BOISBRIAND, Qc - Antoine Morand n’est pas du genre très bavard.

Invité à s’asseoir dans un vestiaire du Centre d’Excellence Sports Rousseau habituellement réservé aux arbitres, mais pour l’instant inoccupé, l’attaquant du Titan d’Acadie-Bathurst s’installe, fixe momentanément le sol, puis lève le regard.

Il est prêt.

L’entrevue a beau débuter, Morand connaît déjà par cœur plusieurs des réponses qu’il récitera à un moment ou un autre de cet entretien d’une dizaine de minutes avec le RDS.ca.

« J’essaie de me concentrer sur ce que j’ai à faire… »

« Je ne peux rien faire pour les classements sauf bien jouer et aider mon équipe… »

« Le repêchage, c’est dans longtemps et il y a encore bien des choses qui peuvent changer… »

« Les bonnes choses vont arriver… »

Réservé, Morand se rabat intuitivement sur ces clichés d’usage, mais reste qu’ils sont de circonstances. À 5 pieds 11 pouces et 170 livres, Morand a un talent certain de fabricant de jeu, mais ce ne sera pas suffisant.

Un constat renforcé par le premier rapport de la Centrale de recrutement de la LNH publié en octobre dernier et dans lequel le jeune joueur de centre de 17 ans s’était vu attribuer la cote « C », c’est-à-dire un candidat pour la 4e, 5e ou 6e ronde du prochain repêchage du circuit Bettman.

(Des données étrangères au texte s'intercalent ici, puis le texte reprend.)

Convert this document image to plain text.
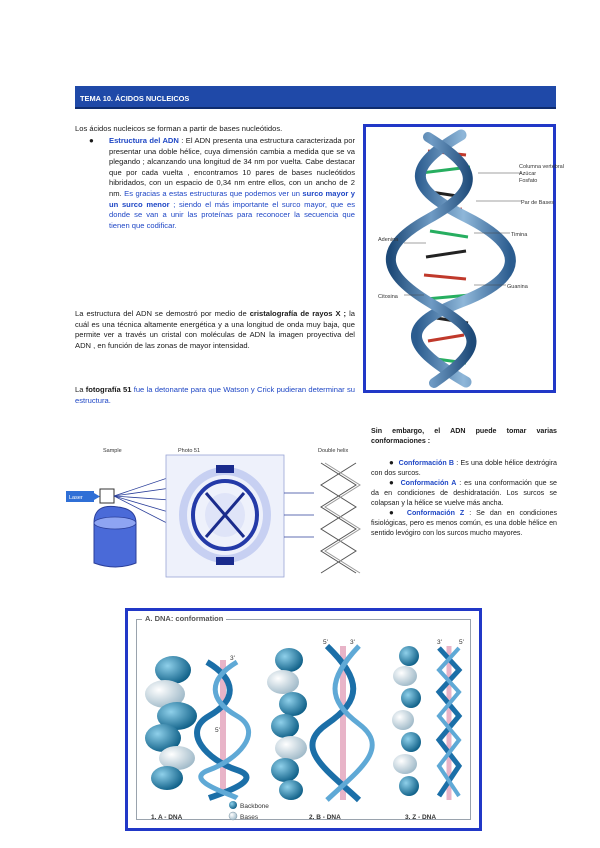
TEMA 10. ÁCIDOS NUCLEICOS

Los ácidos nucleicos se forman a partir de bases nucleótidos.

● Estructura del ADN : El ADN presenta una estructura caracterizada por presentar una doble hélice, cuya dimensión cambia a medida que se va plegando ; alcanzando una longitud de 34 nm por vuelta. Cabe destacar que por cada vuelta , encontramos 10 pares de bases nucleótidos hibridados, con un espacio de 0,34 nm entre ellos, con un ancho de 2 nm. Es gracias a estas estructuras que podemos ver un surco mayor y un surco menor ; siendo el más importante el surco mayor, que es donde se van a unir las proteínas para reconocer la secuencia que tienen que codificar.

La estructura del ADN se demostró por medio de cristalografía de rayos X ; la cuál es una técnica altamente energética y a una longitud de onda muy baja, que permite ver a través un cristal con moléculas de ADN la imagen proyectiva del ADN , en función de las zonas de mayor intensidad.

La fotografía 51 fue la detonante para que Watson y Crick pudieran determinar su estructura.

Columna vertebral
Azúcar
Fosfato
Par de Bases
Timina
Adenina
Guanina
Citosina
Sample	Photo 51	Double helix
Laser

Sin embargo, el ADN puede tomar varias conformaciones :

● Conformación B : Es una doble hélice dextrógira con dos surcos.

● Conformación A : es una conformación que se da en condiciones de deshidratación. Los surcos se colapsan y la hélice se vuelve más ancha.

● Conformación Z : Se dan en condiciones fisiológicas, pero es menos común, es una doble hélice en sentido levógiro con los surcos mucho mayores.

A. DNA: conformation
3'
5'
3'
5'	3'	5'
Backbone
Bases
1. A - DNA	2. B - DNA	3. Z - DNA
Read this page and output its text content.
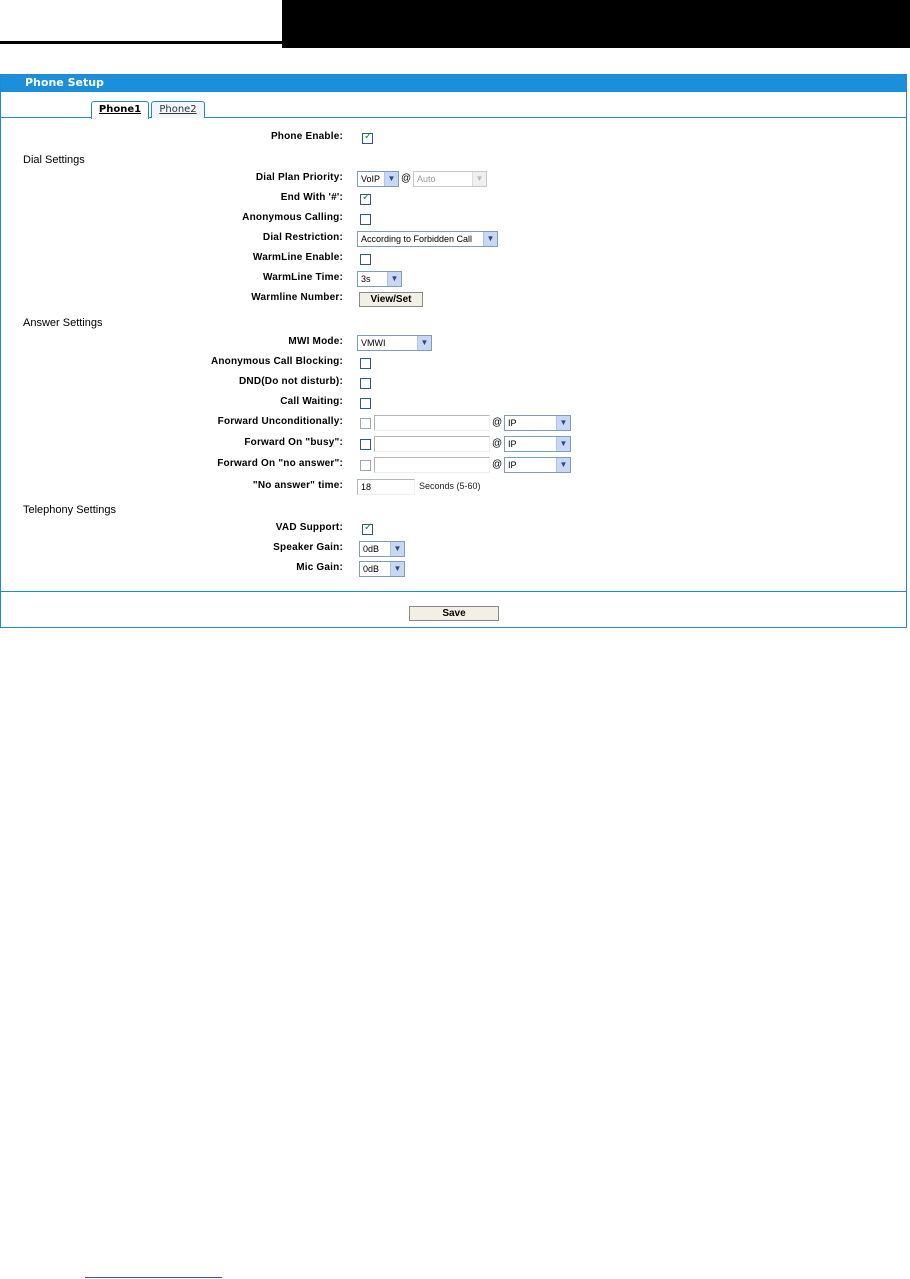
Phone Setup
Phone1	Phone2
Phone Enable: ✓
Dial Settings
Dial Plan Priority:	VoIP ▼ @ Auto	▼
End With '#': ✓
Anonymous Calling:
Dial Restriction:	According to Forbidden Call	▼
WarmLine Enable:
WarmLine Time:	3s	▼
Warmline Number:	View/Set
Answer Settings
MWI Mode:	VMWI	▼
Anonymous Call Blocking:
DND(Do not disturb):
Call Waiting:
Forward Unconditionally:	@ IP	▼
Forward On "busy":	@ IP	▼
Forward On "no answer":	@ IP	▼
"No answer" time:	18	Seconds (5-60)
Telephony Settings
VAD Support: ✓
Speaker Gain:	0dB	▼
Mic Gain:	0dB	▼
Save
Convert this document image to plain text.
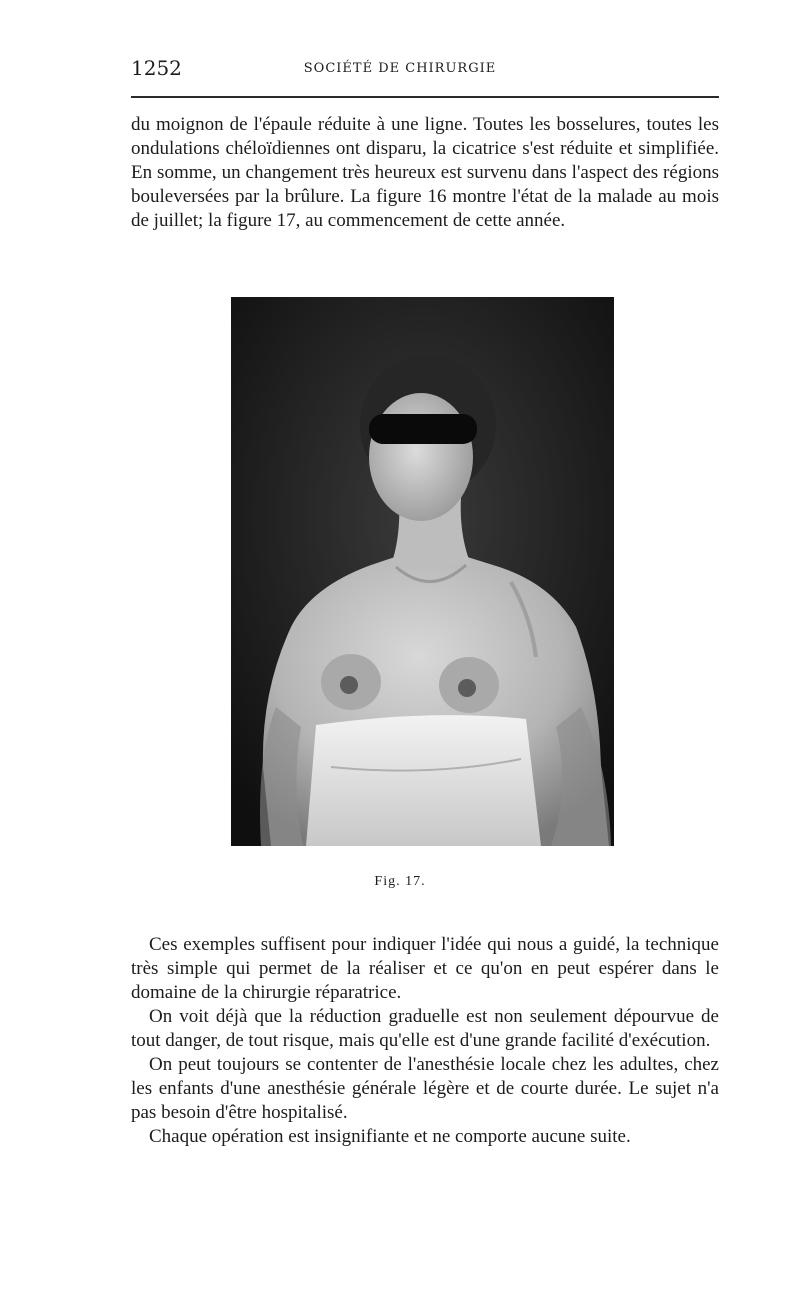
1252	SOCIÉTÉ DE CHIRURGIE

du moignon de l'épaule réduite à une ligne. Toutes les bosselures, toutes les ondulations chéloïdiennes ont disparu, la cicatrice s'est réduite et simplifiée. En somme, un changement très heureux est survenu dans l'aspect des régions bouleversées par la brûlure. La figure 16 montre l'état de la malade au mois de juillet; la figure 17, au commencement de cette année.

Fig. 17.

Ces exemples suffisent pour indiquer l'idée qui nous a guidé, la technique très simple qui permet de la réaliser et ce qu'on en peut espérer dans le domaine de la chirurgie réparatrice.

On voit déjà que la réduction graduelle est non seulement dépourvue de tout danger, de tout risque, mais qu'elle est d'une grande facilité d'exécution.

On peut toujours se contenter de l'anesthésie locale chez les adultes, chez les enfants d'une anesthésie générale légère et de courte durée. Le sujet n'a pas besoin d'être hospitalisé.

Chaque opération est insignifiante et ne comporte aucune suite.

« Quand j’ai vu cette première liste, j’avais énormément de difficulté à comprendre », s’interroge encore l’entraîneur-chef du Titan, Mario Pouliot, avant d’émettre une hypothèse.

« Le fait qu’il n’ait pas connu un grand camp de sélection avec Équipe Canada en vue de la Coupe de monde Ivan Hlinka et qu’il ait été retranché, ça ne l’a pas aidé. Il y a beaucoup de recruteurs là-bas », rappelle Pouliot au sujet de ce tournoi ayant réuni les meilleurs joueurs de 18 ans et moins en août dernier.

« C’est une opportunité manquée de te faire voir, non seulement par des dépisteurs, mais aussi par des assistants de directeurs généraux. Ça ne lui a pas donné la petite saveur du jour », confirme un éclaireur à l’emploi d’un club de la LNH.

Près de 10 mois après avoir représenté le Canada au Défi mondial des moins de 17 ans, Morand a donc essuyé un rare rejet dont il assume toutefois l’entière responsabilité.

« Je ne jouais pas ma game. Je suis bon quand j’ai la rondelle, que je bouge mes pieds et que j’effectue les jeux, mais cette fois, j’essayais peut-être juste de fitter et d’être ordinaire, plutôt que d’être extraordinaire. Je suis un joueur qui prend charge de la game et qui fait des jeux à grande vitesse. Ce n’est pas ce que j’ai fait », assume Morand.

Un échec dont l’athlète originaire de Mercier a eu du mal à se remettre à son retour à Bathurst pour y amorcer sa deuxième campagne dans la LHJMQ.

« Quand il est arrivé au camp, on s’est assis avec lui pour lui demander comment il se sentait et on voyait qu’il ne se sentait pas bien. On lui a donc fait rencontrer notre psychologue sportif, révèle Pouliot.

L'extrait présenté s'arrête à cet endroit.